Auto-Test: Learning Semantic-Domain Constraints for Unsupervised Error Detection in Tables
- Qixu Chun ,
- Yeye He (yeyehe) ,
- Weiwei Cui ,
- Song Ge ,
- Haidong Zhang ,
- Dongmei Zhang ,
- Surajit Chaudhuri
SIGMOD 2025 |
Data cleaning is a long-standing challenge in data management. While powerful logic and statistical algorithms have been developed to detect and repair data errors in tables, existing algorithms predominantly rely on domain-experts to first manually specify data-quality constraints specific to a given table, before data cleaning algorithms can be applied.
In this work, we propose a new class of data-quality constraints that we call Semantic-Domain Constraints, which can be reliably inferred and automatically applied to any tables, without requiring domain-experts to manually specify on a per-table basis.

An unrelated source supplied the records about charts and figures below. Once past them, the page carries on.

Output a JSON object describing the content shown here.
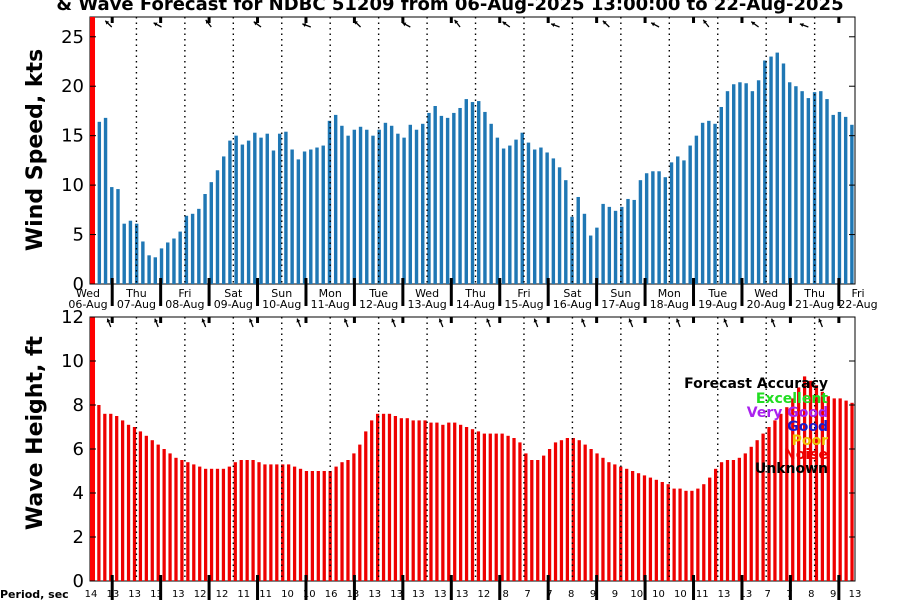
{
  "title": "& Wave Forecast for NDBC 51209 from 06-Aug-2025 13:00:00 to 22-Aug-2025",
  "day_labels": [
    {
      "weekday": "Wed",
      "date": "06-Aug"
    },
    {
      "weekday": "Thu",
      "date": "07-Aug"
    },
    {
      "weekday": "Fri",
      "date": "08-Aug"
    },
    {
      "weekday": "Sat",
      "date": "09-Aug"
    },
    {
      "weekday": "Sun",
      "date": "10-Aug"
    },
    {
      "weekday": "Mon",
      "date": "11-Aug"
    },
    {
      "weekday": "Tue",
      "date": "12-Aug"
    },
    {
      "weekday": "Wed",
      "date": "13-Aug"
    },
    {
      "weekday": "Thu",
      "date": "14-Aug"
    },
    {
      "weekday": "Fri",
      "date": "15-Aug"
    },
    {
      "weekday": "Sat",
      "date": "16-Aug"
    },
    {
      "weekday": "Sun",
      "date": "17-Aug"
    },
    {
      "weekday": "Mon",
      "date": "18-Aug"
    },
    {
      "weekday": "Tue",
      "date": "19-Aug"
    },
    {
      "weekday": "Wed",
      "date": "20-Aug"
    },
    {
      "weekday": "Thu",
      "date": "21-Aug"
    },
    {
      "weekday": "Fri",
      "date": "22-Aug"
    }
  ],
  "period": {
    "label": "Period, sec",
    "values": [
      "14",
      "13",
      "13",
      "13",
      "13",
      "12",
      "12",
      "11",
      "11",
      "10",
      "10",
      "16",
      "13",
      "13",
      "13",
      "13",
      "13",
      "13",
      "12",
      "8",
      "7",
      "7",
      "8",
      "9",
      "9",
      "10",
      "10",
      "10",
      "11",
      "13",
      "13",
      "7",
      "7",
      "8",
      "9",
      "13"
    ]
  },
  "accuracy_legend": {
    "title": "Forecast Accuracy",
    "items": [
      {
        "label": "Excellent",
        "color": "#22dd22"
      },
      {
        "label": "Very Good",
        "color": "#aa22ee"
      },
      {
        "label": "Good",
        "color": "#1a1acc"
      },
      {
        "label": "Poor",
        "color": "#f0c000"
      },
      {
        "label": "Noise",
        "color": "#ee0000"
      },
      {
        "label": "Unknown",
        "color": "#000000"
      }
    ]
  },
  "colors": {
    "wind_bar": "#1f77b4",
    "wave_bar": "#ee0000",
    "now_marker": "#ff0000"
  },
  "chart_data": [
    {
      "type": "bar",
      "ylabel": "Wind Speed, kts",
      "ylim": [
        0,
        27
      ],
      "yticks": [
        0,
        5,
        10,
        15,
        20,
        25
      ],
      "grid": "dotted vertical lines at noon",
      "values": [
        13.8,
        16.4,
        16.8,
        9.8,
        9.6,
        6.1,
        6.4,
        6.1,
        4.3,
        2.9,
        2.7,
        3.6,
        4.2,
        4.6,
        5.3,
        6.9,
        7.1,
        7.6,
        9.1,
        10.3,
        11.5,
        12.9,
        14.5,
        15.0,
        14.1,
        14.5,
        15.3,
        14.8,
        15.2,
        13.5,
        15.2,
        15.4,
        13.6,
        12.6,
        13.4,
        13.6,
        13.8,
        14.0,
        16.5,
        17.1,
        16.0,
        15.0,
        15.6,
        15.9,
        15.6,
        15.0,
        15.6,
        16.3,
        16.0,
        15.2,
        14.8,
        16.1,
        15.6,
        16.2,
        17.3,
        18.0,
        17.0,
        16.8,
        17.3,
        17.8,
        18.7,
        18.4,
        18.5,
        17.4,
        16.2,
        14.8,
        13.7,
        14.0,
        14.6,
        15.3,
        14.3,
        13.6,
        13.8,
        13.3,
        12.7,
        11.8,
        10.5,
        6.8,
        8.8,
        7.1,
        4.9,
        5.7,
        8.1,
        7.8,
        7.4,
        7.8,
        8.6,
        8.5,
        10.5,
        11.2,
        11.4,
        11.4,
        10.8,
        12.3,
        12.9,
        12.5,
        14.0,
        15.0,
        16.3,
        16.5,
        16.2,
        17.9,
        19.5,
        20.2,
        20.4,
        20.3,
        19.5,
        20.6,
        22.6,
        23.0,
        23.4,
        22.3,
        20.4,
        20.0,
        19.5,
        18.8,
        19.4,
        19.5,
        18.7,
        17.1,
        17.4,
        16.9,
        16.1
      ],
      "direction": "arrows along top edge"
    },
    {
      "type": "bar",
      "ylabel": "Wave Height, ft",
      "ylim": [
        0,
        12
      ],
      "yticks": [
        0,
        2,
        4,
        6,
        8,
        10,
        12
      ],
      "grid": "dotted vertical lines at noon",
      "values": [
        8.0,
        8.0,
        7.6,
        7.6,
        7.5,
        7.3,
        7.1,
        7.0,
        6.8,
        6.6,
        6.4,
        6.2,
        6.0,
        5.8,
        5.6,
        5.5,
        5.4,
        5.3,
        5.2,
        5.1,
        5.1,
        5.1,
        5.1,
        5.2,
        5.4,
        5.5,
        5.5,
        5.5,
        5.4,
        5.3,
        5.3,
        5.3,
        5.3,
        5.3,
        5.2,
        5.1,
        5.0,
        5.0,
        5.0,
        5.0,
        5.0,
        5.2,
        5.4,
        5.5,
        5.8,
        6.2,
        6.8,
        7.3,
        7.6,
        7.6,
        7.6,
        7.5,
        7.4,
        7.4,
        7.3,
        7.3,
        7.3,
        7.2,
        7.2,
        7.1,
        7.2,
        7.2,
        7.1,
        7.0,
        6.9,
        6.8,
        6.7,
        6.7,
        6.7,
        6.7,
        6.6,
        6.5,
        6.3,
        5.8,
        5.5,
        5.5,
        5.7,
        6.0,
        6.3,
        6.4,
        6.5,
        6.5,
        6.4,
        6.2,
        6.0,
        5.8,
        5.6,
        5.4,
        5.3,
        5.2,
        5.1,
        5.0,
        4.9,
        4.8,
        4.7,
        4.6,
        4.5,
        4.4,
        4.2,
        4.2,
        4.1,
        4.1,
        4.2,
        4.4,
        4.7,
        5.1,
        5.4,
        5.5,
        5.5,
        5.6,
        5.8,
        6.1,
        6.4,
        6.7,
        7.0,
        7.3,
        7.6,
        7.9,
        8.3,
        8.8,
        9.3,
        9.1,
        8.9,
        8.6,
        8.4,
        8.3,
        8.3,
        8.2,
        8.1
      ],
      "direction": "arrows along top edge"
    }
  ]
}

We develop a principled framework to systematically learn such constraints from table corpora using large-scale statistical tests, which can further be distilled into a core set of constraints using our optimization framework, with provable quality guarantees. Extensive evaluations show that this new class of constraints can be used to both (1) directly detect errors on real tables in the wild, and (2) augment existing expert-driven data-cleaning techniques as a new class of complementary constraints.
Our extensively labeled benchmark dataset with 2400 real data columns, as well as our code are available at here (opens in new tab) to facilitate future research.